Pematangsiantar, MISTAR.ID

Presiden Prabowo Subianto mengusulkan pemberian abolisi kepada mantan Menteri Perdagangan Thomas Trikasih Lembong dan amnesti kepada Sekretaris Jenderal PDIP Hasto Kristiyanto. Usulan tersebut telah disetujui oleh Dewan Perwakilan Rakyat (DPR) pada 31 Juli 2025, dan saat ini tinggal menunggu penerbitan Keputusan Presiden (Keppres).

Mengenal Abolisi dan Amnesti

Abolisi merupakan penghentian proses hukum terhadap seseorang sebelum vonis berkekuatan hukum tetap dijatuhkan. Dalam kasus ini, Tom Lembong dibebaskan dari proses hukum meskipun masih menjalani banding atas vonis 4,5 tahun penjara terkait perkara impor gula.

Sementara itu, amnesti adalah pengampunan atas tindak pidana tertentu, biasanya bersifat kolektif dan politis. Hasto Kristiyanto, yang divonis 3,5 tahun penjara dalam kasus suap terkait pergantian antar waktu (PAW) Harun Masiku, termasuk dalam daftar 1.116 penerima amnesti yang diajukan.

Menteri Hukum dan HAM, Supratman Andi Agtas, menyatakan bahwa keputusan tersebut mempertimbangkan kontribusi keduanya terhadap negara serta bertujuan membangun kohesi politik nasional menjelang Hari Ulang Tahun ke-80 Republik Indonesia.

Disetujui Kilat, Kritik Publik Meningkat

Wakil Ketua DPR, Sufmi Dasco Ahmad, menjelaskan bahwa semua fraksi di DPR menyetujui usulan tersebut hanya satu hari setelah surat presiden diajukan. Proses cepat ini menimbulkan sorotan tajam dari berbagai pihak yang menilai bahwa keputusan tersebut minim transparansi dan akuntabilitas publik.

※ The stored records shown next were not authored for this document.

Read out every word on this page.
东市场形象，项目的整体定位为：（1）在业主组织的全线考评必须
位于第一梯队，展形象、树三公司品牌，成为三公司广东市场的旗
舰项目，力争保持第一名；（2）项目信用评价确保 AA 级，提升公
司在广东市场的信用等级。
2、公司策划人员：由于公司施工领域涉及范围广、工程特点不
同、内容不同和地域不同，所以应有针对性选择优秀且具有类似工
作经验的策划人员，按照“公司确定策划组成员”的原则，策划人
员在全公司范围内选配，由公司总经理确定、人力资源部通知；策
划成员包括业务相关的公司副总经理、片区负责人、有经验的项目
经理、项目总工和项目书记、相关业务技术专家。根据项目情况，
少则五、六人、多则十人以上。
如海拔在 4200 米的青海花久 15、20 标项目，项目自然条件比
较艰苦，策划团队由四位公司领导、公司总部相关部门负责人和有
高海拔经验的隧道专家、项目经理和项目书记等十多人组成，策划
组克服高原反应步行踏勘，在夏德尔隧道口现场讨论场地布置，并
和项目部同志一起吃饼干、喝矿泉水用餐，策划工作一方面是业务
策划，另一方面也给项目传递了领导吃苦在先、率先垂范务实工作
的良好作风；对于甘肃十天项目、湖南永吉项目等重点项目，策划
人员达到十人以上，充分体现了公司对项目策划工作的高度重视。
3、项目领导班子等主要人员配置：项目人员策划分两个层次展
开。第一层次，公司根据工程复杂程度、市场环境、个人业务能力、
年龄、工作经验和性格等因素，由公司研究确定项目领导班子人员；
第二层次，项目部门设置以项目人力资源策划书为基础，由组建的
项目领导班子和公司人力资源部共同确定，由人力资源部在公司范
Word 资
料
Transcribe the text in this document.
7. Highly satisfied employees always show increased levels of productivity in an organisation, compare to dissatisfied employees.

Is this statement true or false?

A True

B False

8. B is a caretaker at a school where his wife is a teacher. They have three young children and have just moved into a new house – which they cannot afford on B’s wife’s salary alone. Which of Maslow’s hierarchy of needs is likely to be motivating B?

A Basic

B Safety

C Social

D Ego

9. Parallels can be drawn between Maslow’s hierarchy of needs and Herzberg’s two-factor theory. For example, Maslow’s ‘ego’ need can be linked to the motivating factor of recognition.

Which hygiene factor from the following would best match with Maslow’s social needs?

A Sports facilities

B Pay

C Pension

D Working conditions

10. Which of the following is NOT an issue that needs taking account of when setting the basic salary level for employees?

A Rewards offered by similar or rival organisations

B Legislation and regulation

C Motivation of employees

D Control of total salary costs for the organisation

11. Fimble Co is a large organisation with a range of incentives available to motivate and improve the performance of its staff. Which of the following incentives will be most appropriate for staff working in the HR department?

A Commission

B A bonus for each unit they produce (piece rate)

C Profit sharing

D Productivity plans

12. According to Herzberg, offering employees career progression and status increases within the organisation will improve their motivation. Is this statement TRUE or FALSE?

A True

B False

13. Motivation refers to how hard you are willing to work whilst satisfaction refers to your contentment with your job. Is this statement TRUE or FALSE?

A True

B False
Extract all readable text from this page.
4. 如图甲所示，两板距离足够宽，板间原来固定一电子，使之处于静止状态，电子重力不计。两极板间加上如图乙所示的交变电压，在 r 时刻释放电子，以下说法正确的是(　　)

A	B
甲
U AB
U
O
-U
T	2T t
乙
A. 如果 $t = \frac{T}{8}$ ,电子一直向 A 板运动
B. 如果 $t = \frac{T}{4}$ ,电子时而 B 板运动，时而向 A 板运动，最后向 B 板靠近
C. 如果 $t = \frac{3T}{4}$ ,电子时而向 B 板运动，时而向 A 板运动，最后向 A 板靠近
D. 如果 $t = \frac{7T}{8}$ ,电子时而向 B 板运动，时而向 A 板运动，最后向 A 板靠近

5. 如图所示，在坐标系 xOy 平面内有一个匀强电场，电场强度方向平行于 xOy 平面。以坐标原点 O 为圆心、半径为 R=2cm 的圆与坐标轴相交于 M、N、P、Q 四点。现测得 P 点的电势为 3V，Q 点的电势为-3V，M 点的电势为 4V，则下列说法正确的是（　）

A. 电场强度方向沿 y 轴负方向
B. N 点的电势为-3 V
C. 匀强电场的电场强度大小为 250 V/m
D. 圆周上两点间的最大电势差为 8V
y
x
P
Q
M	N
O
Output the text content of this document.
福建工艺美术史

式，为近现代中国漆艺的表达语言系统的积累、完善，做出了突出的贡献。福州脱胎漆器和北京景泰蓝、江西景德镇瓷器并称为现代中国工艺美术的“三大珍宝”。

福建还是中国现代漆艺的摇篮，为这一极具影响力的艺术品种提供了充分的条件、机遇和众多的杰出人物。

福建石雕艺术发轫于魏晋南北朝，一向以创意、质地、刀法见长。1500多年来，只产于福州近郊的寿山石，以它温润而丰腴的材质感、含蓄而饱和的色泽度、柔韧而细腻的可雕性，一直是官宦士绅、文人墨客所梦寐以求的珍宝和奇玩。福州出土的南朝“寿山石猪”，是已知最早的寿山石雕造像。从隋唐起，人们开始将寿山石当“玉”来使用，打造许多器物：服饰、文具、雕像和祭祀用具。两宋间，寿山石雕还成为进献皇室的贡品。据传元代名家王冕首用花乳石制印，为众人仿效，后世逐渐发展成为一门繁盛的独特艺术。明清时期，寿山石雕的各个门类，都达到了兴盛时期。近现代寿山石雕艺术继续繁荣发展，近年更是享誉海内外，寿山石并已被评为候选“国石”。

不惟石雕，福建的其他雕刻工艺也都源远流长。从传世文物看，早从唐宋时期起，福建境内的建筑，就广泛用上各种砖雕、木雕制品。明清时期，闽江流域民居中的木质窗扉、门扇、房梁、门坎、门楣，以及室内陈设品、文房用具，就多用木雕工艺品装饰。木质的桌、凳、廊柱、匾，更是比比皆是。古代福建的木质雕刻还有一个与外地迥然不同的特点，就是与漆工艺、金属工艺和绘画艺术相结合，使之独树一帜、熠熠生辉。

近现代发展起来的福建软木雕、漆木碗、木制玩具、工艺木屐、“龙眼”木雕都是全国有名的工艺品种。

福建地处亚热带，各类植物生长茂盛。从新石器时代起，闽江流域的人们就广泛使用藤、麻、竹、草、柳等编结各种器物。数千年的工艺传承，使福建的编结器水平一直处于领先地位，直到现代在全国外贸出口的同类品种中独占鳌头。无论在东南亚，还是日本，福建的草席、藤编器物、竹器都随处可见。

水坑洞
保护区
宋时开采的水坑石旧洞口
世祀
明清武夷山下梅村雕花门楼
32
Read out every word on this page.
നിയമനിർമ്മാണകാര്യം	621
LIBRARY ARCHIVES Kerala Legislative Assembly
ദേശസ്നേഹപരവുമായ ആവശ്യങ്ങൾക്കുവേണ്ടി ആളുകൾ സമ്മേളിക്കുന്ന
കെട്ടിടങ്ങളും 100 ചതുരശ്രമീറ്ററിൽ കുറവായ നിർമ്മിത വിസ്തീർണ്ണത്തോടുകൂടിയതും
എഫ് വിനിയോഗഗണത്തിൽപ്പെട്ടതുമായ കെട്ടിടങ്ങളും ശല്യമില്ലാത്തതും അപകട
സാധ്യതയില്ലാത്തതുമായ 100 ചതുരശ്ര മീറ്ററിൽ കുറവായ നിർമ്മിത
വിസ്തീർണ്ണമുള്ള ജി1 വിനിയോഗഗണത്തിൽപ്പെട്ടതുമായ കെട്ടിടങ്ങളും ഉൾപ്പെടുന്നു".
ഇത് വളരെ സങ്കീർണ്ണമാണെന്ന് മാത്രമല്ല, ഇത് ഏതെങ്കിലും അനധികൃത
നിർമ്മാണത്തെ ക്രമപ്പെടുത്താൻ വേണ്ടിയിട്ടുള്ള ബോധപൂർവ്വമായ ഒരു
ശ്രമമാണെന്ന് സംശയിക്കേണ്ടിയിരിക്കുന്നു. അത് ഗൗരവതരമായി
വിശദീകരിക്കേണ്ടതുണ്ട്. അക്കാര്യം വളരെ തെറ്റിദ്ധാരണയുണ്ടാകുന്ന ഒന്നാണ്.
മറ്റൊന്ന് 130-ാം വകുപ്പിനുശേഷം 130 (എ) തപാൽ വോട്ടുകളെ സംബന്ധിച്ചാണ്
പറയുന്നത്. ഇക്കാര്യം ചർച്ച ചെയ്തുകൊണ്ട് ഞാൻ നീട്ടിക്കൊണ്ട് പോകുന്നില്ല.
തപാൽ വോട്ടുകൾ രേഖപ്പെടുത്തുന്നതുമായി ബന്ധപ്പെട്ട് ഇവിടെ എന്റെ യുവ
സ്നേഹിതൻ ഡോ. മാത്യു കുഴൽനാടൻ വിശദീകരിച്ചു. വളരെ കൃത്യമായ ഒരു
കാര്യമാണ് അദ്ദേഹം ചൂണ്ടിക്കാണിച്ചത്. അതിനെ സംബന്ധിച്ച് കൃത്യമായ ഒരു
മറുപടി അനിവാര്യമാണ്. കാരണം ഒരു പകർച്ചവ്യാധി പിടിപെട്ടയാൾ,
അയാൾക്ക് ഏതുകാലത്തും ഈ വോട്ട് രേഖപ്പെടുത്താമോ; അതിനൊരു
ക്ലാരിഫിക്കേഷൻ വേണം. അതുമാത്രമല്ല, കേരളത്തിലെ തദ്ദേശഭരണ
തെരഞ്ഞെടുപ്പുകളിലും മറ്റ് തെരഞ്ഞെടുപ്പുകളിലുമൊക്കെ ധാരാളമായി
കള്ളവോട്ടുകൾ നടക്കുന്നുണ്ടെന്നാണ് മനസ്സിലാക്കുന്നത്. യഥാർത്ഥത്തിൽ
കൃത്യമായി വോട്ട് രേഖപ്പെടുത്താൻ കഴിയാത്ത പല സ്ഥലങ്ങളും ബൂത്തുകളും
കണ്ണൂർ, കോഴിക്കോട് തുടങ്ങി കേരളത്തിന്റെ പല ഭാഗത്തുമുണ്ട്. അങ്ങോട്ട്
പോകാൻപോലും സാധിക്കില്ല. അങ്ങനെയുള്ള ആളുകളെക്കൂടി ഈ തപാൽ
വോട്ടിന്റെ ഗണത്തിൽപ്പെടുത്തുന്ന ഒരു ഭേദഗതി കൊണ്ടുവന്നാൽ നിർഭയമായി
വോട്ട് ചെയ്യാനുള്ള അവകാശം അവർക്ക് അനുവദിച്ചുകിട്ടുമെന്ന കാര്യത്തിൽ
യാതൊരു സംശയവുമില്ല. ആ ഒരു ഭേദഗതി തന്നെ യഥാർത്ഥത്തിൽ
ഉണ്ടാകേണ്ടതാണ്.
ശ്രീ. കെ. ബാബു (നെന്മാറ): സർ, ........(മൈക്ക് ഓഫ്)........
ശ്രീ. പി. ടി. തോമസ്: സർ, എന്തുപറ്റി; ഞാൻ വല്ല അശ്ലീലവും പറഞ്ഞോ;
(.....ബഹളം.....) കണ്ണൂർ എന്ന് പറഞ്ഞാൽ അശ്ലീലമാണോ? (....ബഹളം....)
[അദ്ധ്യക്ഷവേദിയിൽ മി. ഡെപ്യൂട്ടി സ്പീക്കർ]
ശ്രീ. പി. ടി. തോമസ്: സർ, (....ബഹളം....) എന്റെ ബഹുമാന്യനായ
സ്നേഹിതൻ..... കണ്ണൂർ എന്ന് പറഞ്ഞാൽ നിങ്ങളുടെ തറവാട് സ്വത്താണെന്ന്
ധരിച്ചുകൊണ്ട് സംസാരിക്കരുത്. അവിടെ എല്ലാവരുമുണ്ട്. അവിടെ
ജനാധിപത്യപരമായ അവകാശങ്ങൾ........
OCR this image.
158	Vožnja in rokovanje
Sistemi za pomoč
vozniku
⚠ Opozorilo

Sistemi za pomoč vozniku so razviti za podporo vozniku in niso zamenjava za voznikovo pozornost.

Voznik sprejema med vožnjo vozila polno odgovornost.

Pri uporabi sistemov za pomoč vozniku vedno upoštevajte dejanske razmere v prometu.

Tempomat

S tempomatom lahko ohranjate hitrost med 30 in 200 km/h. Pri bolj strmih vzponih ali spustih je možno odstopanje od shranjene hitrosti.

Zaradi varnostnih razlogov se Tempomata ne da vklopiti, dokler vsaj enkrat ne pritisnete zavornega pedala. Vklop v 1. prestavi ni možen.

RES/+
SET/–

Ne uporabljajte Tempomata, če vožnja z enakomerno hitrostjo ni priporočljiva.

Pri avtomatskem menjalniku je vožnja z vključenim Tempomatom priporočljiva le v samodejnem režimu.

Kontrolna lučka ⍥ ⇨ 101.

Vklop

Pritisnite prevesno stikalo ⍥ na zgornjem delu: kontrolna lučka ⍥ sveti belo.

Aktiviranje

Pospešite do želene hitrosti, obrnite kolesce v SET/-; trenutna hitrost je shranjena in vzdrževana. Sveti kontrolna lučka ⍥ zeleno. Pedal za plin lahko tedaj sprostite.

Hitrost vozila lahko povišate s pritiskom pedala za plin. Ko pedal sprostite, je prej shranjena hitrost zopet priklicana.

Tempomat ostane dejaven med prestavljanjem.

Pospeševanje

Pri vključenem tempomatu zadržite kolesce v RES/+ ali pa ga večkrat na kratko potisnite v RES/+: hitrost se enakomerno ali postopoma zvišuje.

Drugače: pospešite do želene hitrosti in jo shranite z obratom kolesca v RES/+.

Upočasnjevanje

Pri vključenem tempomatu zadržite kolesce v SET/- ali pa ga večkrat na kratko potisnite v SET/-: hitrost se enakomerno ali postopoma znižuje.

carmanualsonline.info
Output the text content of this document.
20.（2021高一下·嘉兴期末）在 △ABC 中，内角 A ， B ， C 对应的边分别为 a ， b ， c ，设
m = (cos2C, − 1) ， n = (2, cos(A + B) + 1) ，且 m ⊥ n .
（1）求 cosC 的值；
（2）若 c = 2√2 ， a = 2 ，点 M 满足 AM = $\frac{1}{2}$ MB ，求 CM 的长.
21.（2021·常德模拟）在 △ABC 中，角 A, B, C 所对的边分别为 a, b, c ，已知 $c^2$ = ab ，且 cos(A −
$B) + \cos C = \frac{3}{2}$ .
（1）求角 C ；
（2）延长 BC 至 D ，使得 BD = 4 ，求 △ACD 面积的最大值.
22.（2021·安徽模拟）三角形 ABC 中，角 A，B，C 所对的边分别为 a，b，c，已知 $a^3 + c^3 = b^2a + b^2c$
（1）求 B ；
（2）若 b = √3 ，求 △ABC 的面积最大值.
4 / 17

Sejumlah ahli hukum pidana dan tata negara mengingatkan bahwa abolisi dan amnesti merupakan remedi hukum luar biasa yang harus digunakan dengan penuh kehati-hatian dan keterbukaan. Pemberian abolisi kepada Tom Lembong dipertanyakan karena tidak terdapat indikasi bahwa ia menjadi korban kriminalisasi atau menghadapi ketidakadilan sistemik.

Kepentingan Politik di Balik Keputusan?

Guru besar hukum pidana, Prof Andi Hamzah, dalam bukunya Pengantar Hukum Pidana Indonesia (Prenada Media, Jakarta, 2008), abolisi seharusnya diterapkan dalam konflik politik besar, bukan untuk menyelamatkan elite politik yang terlibat dalam kasus hukum.

Satjipto Rahardjo, dalam bukunya Paradigma Hukum Progresif, menyatakan bahwa hukum seharusnya berpihak pada keadilan substantif, bukan hanya pada prosedur formal.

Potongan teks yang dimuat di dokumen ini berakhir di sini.